Improvements in imaging [34],planning [41] and movement control [26], [42], allowed for dose escalation with SBRT in this particular setting [9]. Doses of 45 Gy/6 fractions [43], [44] or 50 Gy/5 fractions were safely administered using sophisticated technology [23], [24], [40]. Besides promising oncological results, the SBRT short treatment time (5 days) allows for an easy combination with systemic therapy [4], reduced hospital patient́s frequentation and improves the patient́s quality of life [45].

For these reasons, we aimed to carry out this dose escalation study in patients with unresectable BRPC and LAPC, using standard technology (LINACS) with advanced positioning (Lipiodol® and metallic stent used as fiducial markers) and tumor motion control (4D, DBH, Calypso®). Treatment administration was also fast (10 Mv photons, FFF at 2400MU/min) and precise (HDMLC).

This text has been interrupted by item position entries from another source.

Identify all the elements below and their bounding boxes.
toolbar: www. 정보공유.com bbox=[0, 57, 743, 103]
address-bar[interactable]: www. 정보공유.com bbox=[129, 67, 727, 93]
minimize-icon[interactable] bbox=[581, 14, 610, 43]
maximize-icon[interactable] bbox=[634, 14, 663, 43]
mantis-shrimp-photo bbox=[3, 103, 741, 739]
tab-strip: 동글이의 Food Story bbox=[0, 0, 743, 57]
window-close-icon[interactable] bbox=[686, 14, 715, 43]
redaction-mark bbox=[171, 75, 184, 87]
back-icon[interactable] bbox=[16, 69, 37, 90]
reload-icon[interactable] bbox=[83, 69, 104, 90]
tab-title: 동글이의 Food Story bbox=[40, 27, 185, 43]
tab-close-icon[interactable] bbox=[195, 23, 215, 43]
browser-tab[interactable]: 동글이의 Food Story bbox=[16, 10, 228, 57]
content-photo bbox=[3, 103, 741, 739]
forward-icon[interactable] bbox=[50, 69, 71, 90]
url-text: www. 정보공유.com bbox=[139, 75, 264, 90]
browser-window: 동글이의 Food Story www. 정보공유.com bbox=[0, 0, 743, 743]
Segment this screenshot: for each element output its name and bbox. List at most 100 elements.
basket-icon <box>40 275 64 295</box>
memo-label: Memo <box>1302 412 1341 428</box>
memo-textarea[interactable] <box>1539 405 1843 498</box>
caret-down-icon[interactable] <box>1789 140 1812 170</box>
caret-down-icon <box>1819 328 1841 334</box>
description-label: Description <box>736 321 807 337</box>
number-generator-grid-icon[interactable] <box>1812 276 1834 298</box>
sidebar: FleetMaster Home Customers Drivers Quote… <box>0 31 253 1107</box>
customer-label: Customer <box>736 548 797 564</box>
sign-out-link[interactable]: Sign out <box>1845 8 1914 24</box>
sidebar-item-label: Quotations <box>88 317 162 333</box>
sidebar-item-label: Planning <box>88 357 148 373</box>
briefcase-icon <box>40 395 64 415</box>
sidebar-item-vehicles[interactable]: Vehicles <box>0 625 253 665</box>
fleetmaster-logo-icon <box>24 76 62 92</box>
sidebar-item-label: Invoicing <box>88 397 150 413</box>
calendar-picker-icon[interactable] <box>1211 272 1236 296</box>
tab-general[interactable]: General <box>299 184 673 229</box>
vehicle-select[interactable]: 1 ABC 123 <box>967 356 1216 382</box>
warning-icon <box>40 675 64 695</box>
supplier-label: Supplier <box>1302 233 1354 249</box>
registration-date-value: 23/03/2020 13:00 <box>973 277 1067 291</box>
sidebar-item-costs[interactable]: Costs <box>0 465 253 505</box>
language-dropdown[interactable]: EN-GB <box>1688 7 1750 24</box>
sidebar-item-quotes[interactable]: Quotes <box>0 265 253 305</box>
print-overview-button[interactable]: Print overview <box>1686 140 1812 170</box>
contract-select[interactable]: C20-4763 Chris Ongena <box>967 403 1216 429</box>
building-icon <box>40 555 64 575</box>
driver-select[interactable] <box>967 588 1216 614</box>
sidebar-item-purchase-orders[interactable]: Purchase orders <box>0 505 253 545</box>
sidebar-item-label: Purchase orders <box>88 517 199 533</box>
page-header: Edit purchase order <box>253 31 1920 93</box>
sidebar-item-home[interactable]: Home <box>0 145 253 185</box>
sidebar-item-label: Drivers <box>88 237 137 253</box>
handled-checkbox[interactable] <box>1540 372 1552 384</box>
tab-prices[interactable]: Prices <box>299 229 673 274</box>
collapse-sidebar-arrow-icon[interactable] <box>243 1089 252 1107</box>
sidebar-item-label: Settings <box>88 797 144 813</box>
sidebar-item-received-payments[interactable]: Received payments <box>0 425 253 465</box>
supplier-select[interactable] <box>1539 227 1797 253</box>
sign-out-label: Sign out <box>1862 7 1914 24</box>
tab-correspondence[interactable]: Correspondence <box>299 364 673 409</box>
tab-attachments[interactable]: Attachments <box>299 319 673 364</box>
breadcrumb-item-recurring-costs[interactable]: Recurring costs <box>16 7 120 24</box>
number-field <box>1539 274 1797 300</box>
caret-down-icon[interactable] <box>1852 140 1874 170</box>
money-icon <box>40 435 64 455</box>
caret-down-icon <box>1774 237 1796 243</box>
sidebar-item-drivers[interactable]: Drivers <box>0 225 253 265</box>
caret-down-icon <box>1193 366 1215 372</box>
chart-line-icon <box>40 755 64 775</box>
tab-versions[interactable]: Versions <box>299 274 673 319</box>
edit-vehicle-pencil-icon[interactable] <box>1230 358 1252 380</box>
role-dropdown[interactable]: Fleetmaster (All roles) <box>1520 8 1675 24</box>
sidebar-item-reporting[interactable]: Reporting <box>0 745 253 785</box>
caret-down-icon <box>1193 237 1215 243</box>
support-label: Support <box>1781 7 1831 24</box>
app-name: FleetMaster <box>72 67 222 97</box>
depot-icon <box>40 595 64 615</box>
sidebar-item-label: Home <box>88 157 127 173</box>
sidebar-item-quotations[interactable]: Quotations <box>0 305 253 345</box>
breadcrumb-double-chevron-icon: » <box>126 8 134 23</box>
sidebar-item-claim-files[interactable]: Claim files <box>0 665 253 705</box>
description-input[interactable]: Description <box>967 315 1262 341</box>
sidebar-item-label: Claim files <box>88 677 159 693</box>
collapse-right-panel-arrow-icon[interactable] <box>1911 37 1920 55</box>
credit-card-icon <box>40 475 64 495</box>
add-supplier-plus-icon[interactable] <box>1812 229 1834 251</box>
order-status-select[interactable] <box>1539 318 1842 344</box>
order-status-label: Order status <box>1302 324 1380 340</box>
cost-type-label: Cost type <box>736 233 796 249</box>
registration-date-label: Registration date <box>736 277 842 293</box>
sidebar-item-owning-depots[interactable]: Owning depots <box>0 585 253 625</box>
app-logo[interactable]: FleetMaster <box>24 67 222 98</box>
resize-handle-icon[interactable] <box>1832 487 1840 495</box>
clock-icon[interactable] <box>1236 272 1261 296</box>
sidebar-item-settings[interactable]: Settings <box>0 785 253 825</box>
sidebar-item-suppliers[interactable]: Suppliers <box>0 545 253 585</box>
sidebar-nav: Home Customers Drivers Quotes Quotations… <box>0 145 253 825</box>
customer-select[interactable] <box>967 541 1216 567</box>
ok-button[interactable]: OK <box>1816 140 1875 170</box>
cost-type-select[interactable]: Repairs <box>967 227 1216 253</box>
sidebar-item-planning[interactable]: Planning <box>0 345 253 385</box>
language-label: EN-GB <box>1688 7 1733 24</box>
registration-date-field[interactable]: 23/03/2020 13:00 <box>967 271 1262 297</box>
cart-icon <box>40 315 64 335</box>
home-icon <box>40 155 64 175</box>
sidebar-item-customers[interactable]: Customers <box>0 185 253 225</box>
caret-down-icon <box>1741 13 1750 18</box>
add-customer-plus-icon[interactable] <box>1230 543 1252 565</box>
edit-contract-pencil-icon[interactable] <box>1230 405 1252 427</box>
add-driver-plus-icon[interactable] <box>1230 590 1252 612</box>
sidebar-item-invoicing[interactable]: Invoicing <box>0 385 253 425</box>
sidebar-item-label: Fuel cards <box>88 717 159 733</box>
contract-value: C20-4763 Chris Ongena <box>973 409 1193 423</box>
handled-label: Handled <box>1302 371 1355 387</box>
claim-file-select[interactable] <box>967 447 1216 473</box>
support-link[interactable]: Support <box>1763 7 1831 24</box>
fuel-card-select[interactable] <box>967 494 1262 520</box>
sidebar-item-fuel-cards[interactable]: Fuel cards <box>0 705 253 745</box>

Our treatment protocol including sophisticated treatment set-up and a SIB schedule for escalating dose, has been shown to be feasible and safe. All patients completed the treatment protocol and no severe grade 3 acute or late toxicity was observed. In fact, the toxicity profile of our escalating dose protocol is similar to or superior to, other published series with highly complex technological systems [23], [24], [25], [46]. Furthermore, 55 Gy/5 days is the highest dose published for SBRT pancreatic cancer and an excellent safety profile was observed for these patients.

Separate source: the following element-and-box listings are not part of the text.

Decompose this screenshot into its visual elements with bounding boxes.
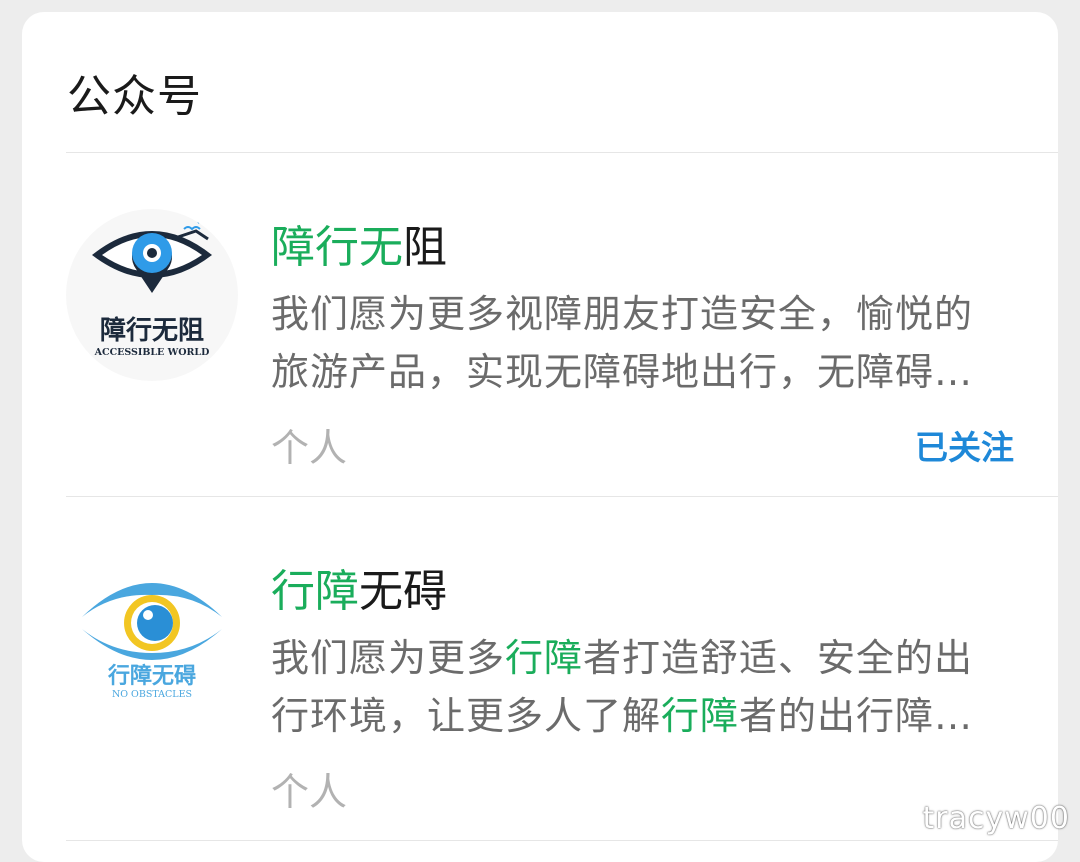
description-highlight: 行障	[505, 636, 583, 680]
description-line: 我们愿为更多行障者打造舒适、安全的出	[271, 629, 1011, 687]
account-result-item[interactable]: 障行无阻 ACCESSIBLE WORLD 障行无阻 我们愿为更多视障朋友打造安…	[22, 153, 1058, 496]
account-name: 障行无阻	[271, 211, 447, 275]
account-name: 行障无碍	[271, 555, 447, 619]
description-line: 我们愿为更多视障朋友打造安全，愉悦的	[271, 285, 1011, 343]
account-type-label: 个人	[271, 417, 347, 472]
description-text: 行环境，让更多人了解	[271, 694, 661, 738]
description-text: 我们愿为更多	[271, 636, 505, 680]
description-text: 者打造舒适、安全的出	[583, 636, 973, 680]
description-highlight: 行障	[661, 694, 739, 738]
account-avatar: 行障无碍 NO OBSTACLES	[66, 553, 238, 725]
account-name-rest: 阻	[403, 222, 447, 273]
account-type-label: 个人	[271, 761, 347, 816]
logo-text: 障行无阻	[100, 315, 204, 346]
account-name-highlight: 障行无	[271, 222, 403, 273]
account-description: 我们愿为更多视障朋友打造安全，愉悦的 旅游产品，实现无障碍地出行，无障碍…	[271, 285, 1011, 401]
description-line: 行环境，让更多人了解行障者的出行障…	[271, 687, 1011, 745]
followed-status[interactable]: 已关注	[915, 421, 1014, 469]
account-name-highlight: 行障	[271, 566, 359, 617]
account-description: 我们愿为更多行障者打造舒适、安全的出 行环境，让更多人了解行障者的出行障…	[271, 629, 1011, 745]
description-text: 者的出行障…	[739, 694, 973, 738]
account-result-item[interactable]: 行障无碍 NO OBSTACLES 行障无碍 我们愿为更多行障者打造舒适、安全的…	[22, 497, 1058, 840]
section-title: 公众号	[67, 60, 202, 124]
accessible-world-logo-icon: 障行无阻 ACCESSIBLE WORLD	[66, 209, 238, 381]
watermark: tracyw00	[923, 801, 1070, 836]
account-name-rest: 无碍	[359, 566, 447, 617]
no-obstacles-logo-icon: 行障无碍 NO OBSTACLES	[66, 553, 238, 725]
logo-subtext: NO OBSTACLES	[112, 689, 192, 700]
description-line: 旅游产品，实现无障碍地出行，无障碍…	[271, 343, 1011, 401]
logo-subtext: ACCESSIBLE WORLD	[94, 347, 210, 358]
logo-text: 行障无碍	[107, 663, 196, 689]
search-results-card: 公众号 障行无阻 ACCESSIBLE WORLD 障行无阻	[22, 12, 1058, 862]
account-avatar: 障行无阻 ACCESSIBLE WORLD	[66, 209, 238, 381]
divider	[66, 840, 1058, 841]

The secondary endpoints of the study were related to local response, local freedom from progression and survival. Our figures were similar to the best results already published [23], [24], [25], [36], [44], [46], [47], although the possibility of a long-term local control of the disease was observed in our series of patients (median freedom from local progression survival was not reached).

Interestingly, we couldńt find any difference for those end points regarding the administered dose. In our opinion, the reduced number of cases by dose groups would limit the possibility of observing any differences. Anyhow, the observed 2/9 OR in 45 Gy group vs 8/23 OR in the 50–55 Gy groups without patient́s severe toxicity, would encourage us to use the higher doses levels.

Conclusion

This study emphasizes that implementing a dose escalation treatment using SBRT for patients with BRPC/LAPC is both feasible and safe, in this particular patient́s cohort. Although a larger sample size and an extended follow-up period are necessary to comprehensively grasp the long-term clinical implications, we consider than the present findings are unquestionably promising.

Limitations of the study include the relatively small sample size and the short follow-up.

Ethical approval

(Research involving human participants and/or animals) All human studies have been approved by the appropriate ethics committee and have, therefore, been performed in accordance with the ethical standards laid down in the 1964 Declaration of Helsinki and its later amendments.

Informed consent

All the persons gave their informed consent prior to their inclusion in the study and details that might disclose the identity of the subjects under study were omitted.

Declaration of competing interest

The authors declare that they have no known competing financial interests or personal relationships that could have appeared to influence the work reported in this paper.